Calvin, Jean - An Francois de Connan in Orleans.

Nr. 1 (C. R. – 3)

Calvin, Jean - An Francois de Connan in Orleans.

Die Juristen Alciato, Professor zu Bourges, und Pierre de l´Estoile (Stella), Professor zu Orleans, standen in wissenschaftlicher Fehde. Calvin hat seinem älteren Freund Nicolas Du Chemin (Chemynus) Beihilfe geleistet bei einer Schutzschrift für de l´Estoile und rechtfertigt dies vor seinem Freund Francois de Connan (1508 – 1551). Zasius war ein deutscher Rechtsgelehrter, mit dem de l´Estoile in Fehde stand.

Calvin nimmt als Korrektor an einer juristischen Fehde teil.

Endlich erscheint die Verteidigungsschrift unseres Du Chemin und versucht ihr Glück wie alle Bücher, obwohl sie eigentlich nicht in der Absicht geschrieben wurde, einmal in die Öffentlichkeit hinaus zu treten.

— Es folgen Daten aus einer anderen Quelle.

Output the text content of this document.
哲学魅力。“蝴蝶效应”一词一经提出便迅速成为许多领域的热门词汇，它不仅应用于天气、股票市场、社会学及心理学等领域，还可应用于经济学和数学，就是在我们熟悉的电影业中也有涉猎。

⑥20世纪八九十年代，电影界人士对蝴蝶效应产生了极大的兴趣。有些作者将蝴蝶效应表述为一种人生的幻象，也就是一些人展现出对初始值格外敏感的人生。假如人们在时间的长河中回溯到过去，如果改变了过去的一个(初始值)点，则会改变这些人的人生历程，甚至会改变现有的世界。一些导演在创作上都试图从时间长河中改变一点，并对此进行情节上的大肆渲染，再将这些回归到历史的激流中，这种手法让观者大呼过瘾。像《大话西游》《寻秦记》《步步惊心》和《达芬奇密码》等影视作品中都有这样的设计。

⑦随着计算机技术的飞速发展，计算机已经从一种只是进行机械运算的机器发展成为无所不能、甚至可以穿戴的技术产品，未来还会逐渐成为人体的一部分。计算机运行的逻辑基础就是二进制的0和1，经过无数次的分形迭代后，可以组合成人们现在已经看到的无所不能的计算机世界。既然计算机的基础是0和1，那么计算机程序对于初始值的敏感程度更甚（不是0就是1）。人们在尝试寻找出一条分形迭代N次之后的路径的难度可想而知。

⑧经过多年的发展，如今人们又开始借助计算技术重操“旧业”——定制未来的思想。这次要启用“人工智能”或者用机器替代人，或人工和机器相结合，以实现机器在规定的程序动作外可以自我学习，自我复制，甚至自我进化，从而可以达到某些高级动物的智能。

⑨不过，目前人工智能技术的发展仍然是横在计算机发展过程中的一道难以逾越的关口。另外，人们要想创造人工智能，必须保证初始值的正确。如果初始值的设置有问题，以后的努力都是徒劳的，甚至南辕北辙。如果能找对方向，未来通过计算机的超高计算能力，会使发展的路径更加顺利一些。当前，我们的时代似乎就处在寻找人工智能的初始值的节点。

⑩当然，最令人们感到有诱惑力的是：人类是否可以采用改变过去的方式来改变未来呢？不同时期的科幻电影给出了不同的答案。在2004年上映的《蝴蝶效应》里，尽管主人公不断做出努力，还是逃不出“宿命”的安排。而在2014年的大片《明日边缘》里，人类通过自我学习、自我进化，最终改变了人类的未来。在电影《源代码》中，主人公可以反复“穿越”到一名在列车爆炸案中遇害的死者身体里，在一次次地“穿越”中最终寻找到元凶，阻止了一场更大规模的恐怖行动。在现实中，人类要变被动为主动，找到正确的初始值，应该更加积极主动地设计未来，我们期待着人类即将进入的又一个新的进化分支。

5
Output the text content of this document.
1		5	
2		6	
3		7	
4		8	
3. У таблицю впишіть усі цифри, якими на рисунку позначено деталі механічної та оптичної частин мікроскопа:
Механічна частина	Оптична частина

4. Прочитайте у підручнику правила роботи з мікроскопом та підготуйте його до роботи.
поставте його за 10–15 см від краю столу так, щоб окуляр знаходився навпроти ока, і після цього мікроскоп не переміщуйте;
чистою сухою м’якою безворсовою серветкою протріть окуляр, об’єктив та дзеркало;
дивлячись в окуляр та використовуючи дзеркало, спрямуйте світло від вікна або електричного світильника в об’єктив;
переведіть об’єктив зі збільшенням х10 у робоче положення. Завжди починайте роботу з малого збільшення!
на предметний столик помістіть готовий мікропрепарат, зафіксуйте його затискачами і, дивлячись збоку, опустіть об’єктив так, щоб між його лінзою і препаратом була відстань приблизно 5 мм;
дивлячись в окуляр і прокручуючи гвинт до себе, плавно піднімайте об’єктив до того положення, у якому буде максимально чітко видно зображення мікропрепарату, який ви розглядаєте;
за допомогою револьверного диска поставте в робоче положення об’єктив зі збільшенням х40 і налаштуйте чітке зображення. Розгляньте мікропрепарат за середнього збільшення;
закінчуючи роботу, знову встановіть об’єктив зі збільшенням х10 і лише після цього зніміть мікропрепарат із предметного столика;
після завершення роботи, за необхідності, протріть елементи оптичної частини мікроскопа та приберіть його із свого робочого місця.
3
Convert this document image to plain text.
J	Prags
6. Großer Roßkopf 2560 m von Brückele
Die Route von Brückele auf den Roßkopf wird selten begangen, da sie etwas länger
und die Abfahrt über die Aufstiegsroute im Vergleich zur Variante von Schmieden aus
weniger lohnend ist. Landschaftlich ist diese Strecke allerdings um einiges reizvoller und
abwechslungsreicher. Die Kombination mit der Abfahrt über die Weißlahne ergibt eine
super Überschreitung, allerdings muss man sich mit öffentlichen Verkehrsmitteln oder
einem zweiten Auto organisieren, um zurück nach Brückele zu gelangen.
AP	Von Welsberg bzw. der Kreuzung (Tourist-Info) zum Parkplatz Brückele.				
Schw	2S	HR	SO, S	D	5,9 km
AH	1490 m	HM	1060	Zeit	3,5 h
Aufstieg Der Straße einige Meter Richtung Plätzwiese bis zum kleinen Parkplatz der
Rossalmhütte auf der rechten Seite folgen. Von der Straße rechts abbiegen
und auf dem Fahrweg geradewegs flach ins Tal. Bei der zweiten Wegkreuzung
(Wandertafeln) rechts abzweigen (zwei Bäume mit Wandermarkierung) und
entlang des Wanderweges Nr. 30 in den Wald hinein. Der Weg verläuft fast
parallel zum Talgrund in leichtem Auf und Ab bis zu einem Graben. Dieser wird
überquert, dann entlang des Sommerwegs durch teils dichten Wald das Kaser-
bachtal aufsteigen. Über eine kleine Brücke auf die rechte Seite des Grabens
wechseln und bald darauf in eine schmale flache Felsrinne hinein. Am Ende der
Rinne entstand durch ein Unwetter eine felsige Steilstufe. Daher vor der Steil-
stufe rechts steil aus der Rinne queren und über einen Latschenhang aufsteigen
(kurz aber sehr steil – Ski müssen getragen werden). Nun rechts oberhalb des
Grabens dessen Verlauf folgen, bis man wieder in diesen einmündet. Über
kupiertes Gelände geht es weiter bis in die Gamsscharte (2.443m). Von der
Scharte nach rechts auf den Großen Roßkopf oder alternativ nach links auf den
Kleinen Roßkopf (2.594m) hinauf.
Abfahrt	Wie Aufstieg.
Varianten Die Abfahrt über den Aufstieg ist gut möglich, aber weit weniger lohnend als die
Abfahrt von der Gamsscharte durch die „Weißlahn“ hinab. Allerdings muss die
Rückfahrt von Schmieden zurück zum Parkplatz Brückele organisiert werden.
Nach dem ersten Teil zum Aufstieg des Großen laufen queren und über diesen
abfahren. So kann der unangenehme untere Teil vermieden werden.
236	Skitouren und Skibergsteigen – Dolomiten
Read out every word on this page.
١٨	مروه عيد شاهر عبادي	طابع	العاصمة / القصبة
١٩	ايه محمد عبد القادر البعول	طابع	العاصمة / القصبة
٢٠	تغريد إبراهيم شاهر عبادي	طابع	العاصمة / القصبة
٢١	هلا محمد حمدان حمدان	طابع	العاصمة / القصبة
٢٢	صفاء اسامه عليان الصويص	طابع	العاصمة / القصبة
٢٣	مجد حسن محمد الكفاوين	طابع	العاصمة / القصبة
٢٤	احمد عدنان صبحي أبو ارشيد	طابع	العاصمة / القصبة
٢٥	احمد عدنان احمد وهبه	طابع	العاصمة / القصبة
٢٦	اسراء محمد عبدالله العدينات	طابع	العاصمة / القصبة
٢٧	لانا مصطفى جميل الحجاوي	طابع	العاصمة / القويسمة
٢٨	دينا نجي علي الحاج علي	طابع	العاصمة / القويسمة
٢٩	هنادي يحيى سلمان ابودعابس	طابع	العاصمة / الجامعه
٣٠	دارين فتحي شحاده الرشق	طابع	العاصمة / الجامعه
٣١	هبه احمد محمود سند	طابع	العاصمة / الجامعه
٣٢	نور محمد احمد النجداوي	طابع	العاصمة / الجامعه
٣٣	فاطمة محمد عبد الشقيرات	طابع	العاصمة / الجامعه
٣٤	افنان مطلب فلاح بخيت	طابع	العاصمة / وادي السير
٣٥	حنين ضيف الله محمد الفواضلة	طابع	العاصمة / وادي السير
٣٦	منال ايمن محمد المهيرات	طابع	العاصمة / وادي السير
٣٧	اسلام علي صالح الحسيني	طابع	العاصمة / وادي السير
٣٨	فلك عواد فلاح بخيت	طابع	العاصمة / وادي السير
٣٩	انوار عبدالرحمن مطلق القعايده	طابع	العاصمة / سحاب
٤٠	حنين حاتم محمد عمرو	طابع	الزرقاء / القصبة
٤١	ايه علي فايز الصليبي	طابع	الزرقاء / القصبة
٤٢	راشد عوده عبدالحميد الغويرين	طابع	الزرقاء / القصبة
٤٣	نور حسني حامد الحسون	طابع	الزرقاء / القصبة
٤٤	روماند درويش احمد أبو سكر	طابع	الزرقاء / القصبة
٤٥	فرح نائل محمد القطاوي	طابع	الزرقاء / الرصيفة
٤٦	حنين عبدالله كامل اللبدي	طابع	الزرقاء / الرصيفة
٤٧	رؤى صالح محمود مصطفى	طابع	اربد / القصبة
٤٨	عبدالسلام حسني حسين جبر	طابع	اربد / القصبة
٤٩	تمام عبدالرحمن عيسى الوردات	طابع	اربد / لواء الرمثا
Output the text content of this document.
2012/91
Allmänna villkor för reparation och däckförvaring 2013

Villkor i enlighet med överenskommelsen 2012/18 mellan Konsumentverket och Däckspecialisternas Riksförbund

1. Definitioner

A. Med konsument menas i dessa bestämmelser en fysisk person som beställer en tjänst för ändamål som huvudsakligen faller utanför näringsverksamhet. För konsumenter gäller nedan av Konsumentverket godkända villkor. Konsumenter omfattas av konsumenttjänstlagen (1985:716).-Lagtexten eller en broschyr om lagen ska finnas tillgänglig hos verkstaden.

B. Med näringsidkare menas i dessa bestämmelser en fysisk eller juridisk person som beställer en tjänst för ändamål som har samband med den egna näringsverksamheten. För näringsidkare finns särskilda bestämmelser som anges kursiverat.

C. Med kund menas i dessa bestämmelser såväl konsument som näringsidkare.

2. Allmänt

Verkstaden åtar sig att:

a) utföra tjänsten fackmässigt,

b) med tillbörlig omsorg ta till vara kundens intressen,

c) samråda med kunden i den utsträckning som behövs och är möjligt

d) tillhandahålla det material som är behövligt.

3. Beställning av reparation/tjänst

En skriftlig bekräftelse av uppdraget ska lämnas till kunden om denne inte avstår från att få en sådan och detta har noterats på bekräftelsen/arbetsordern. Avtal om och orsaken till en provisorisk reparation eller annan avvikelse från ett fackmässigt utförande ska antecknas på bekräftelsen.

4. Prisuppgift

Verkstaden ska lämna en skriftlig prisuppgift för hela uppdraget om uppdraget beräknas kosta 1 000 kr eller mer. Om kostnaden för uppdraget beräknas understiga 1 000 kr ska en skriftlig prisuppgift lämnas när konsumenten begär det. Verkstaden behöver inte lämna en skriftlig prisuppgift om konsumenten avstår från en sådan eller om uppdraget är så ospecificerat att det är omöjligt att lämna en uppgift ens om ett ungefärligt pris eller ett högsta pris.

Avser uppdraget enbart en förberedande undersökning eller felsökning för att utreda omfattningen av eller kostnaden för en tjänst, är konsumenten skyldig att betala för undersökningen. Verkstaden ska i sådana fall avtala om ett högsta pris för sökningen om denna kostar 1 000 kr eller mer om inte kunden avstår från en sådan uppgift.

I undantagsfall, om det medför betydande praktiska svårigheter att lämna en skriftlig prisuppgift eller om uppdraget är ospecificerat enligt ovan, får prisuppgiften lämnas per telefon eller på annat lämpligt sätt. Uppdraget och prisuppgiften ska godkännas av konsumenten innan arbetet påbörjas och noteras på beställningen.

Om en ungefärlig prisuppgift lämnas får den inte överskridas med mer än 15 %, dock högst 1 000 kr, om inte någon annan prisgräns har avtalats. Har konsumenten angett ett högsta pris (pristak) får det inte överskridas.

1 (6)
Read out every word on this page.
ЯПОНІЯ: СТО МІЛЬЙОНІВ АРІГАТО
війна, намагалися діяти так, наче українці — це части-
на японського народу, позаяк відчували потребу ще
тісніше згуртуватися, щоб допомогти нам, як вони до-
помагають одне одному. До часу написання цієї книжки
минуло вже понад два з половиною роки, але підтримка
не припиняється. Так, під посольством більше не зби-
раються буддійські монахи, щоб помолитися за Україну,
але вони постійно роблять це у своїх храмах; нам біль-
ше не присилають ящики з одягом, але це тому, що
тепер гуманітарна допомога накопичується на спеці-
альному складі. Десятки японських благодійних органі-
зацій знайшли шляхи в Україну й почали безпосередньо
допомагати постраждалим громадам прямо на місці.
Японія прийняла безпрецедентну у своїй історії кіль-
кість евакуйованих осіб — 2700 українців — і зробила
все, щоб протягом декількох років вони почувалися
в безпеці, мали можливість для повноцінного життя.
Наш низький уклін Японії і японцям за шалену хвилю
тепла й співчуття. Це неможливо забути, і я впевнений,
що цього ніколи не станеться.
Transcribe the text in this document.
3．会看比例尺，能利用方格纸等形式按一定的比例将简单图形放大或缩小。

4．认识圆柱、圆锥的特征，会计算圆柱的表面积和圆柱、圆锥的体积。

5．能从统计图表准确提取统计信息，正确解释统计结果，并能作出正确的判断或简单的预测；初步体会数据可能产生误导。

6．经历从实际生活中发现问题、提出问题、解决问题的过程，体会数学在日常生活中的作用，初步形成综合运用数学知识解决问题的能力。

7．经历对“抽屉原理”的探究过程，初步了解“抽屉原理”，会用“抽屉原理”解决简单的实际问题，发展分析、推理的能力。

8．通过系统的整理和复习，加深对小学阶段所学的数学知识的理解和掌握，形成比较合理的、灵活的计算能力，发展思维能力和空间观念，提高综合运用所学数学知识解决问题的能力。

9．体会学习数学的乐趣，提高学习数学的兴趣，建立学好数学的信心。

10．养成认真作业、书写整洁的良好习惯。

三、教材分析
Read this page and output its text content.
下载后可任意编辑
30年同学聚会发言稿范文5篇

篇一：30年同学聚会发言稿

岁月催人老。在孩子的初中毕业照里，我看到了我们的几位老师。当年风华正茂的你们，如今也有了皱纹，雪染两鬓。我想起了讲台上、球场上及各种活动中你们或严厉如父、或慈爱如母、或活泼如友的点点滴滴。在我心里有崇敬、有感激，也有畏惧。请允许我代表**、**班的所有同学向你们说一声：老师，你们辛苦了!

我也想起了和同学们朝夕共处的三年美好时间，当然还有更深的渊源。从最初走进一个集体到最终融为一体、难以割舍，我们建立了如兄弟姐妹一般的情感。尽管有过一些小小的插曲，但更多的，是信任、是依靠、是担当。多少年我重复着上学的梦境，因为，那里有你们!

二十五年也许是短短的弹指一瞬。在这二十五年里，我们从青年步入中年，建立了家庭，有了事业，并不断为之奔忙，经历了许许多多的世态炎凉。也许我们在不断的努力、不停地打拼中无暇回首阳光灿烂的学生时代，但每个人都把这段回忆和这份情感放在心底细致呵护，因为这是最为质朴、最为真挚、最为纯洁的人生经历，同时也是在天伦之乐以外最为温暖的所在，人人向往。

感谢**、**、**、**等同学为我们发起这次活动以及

Doch war es Recht, auch das, was dieser Mann nur spielend geschrieben, um seinen Geist anzuregen und zu üben, zu veröffentlichen, damit seine Verteidigung dem de l´Estoile nicht fehle, und nicht irgendein unbekannter Albucius Siegeslieder anstimme, ohne Blut oder auch nur Schweiß vergossen zu haben. Wenn einer lieber Alciato setzt für Albucius, - zu bejahen wag´ ichs nicht und verneinen will ichs nicht -, aber einige besonders Scharfsinnige wittern, Alciato habe unter dem geborgten Namen versteckt bleiben wollen, damit nicht der übermäßig bissigen Beredsamkeit einer ungeduldigen Zunge Gleiches mit Gleichem vergolten werde. Es darf auch niemand meinen, de l´Estoile sei selbst hilflos gewesen, und sein Schweigen darf nicht als ein Bekenntnis aufgefasst werden, als hätte sich Albucius bis jetzt des Sieges rühmen dürfen, sondern man muss bedenken, dass ein Mann, der mit ernsten Dingen beschäftigt ist und auch in dieser Sache auf die Wahrheit sich stützt und ihr vertraut, mit so ganz unwichtigen Dingen keine Zeit verlieren wollte, da die Sache ja genügend für sich selbst spricht. Sonst hätte er schon gegen tausend Gegner wie Albucius die Feder gezückt, da er ja mit solcher Geistesschärfe begabt ist, mit solchem Fleiß und endlich mit solcher Rechtskenntnis, dass er darin in unsern Tagen über jeden andern unstreitig die Meisterschaft davon trägt.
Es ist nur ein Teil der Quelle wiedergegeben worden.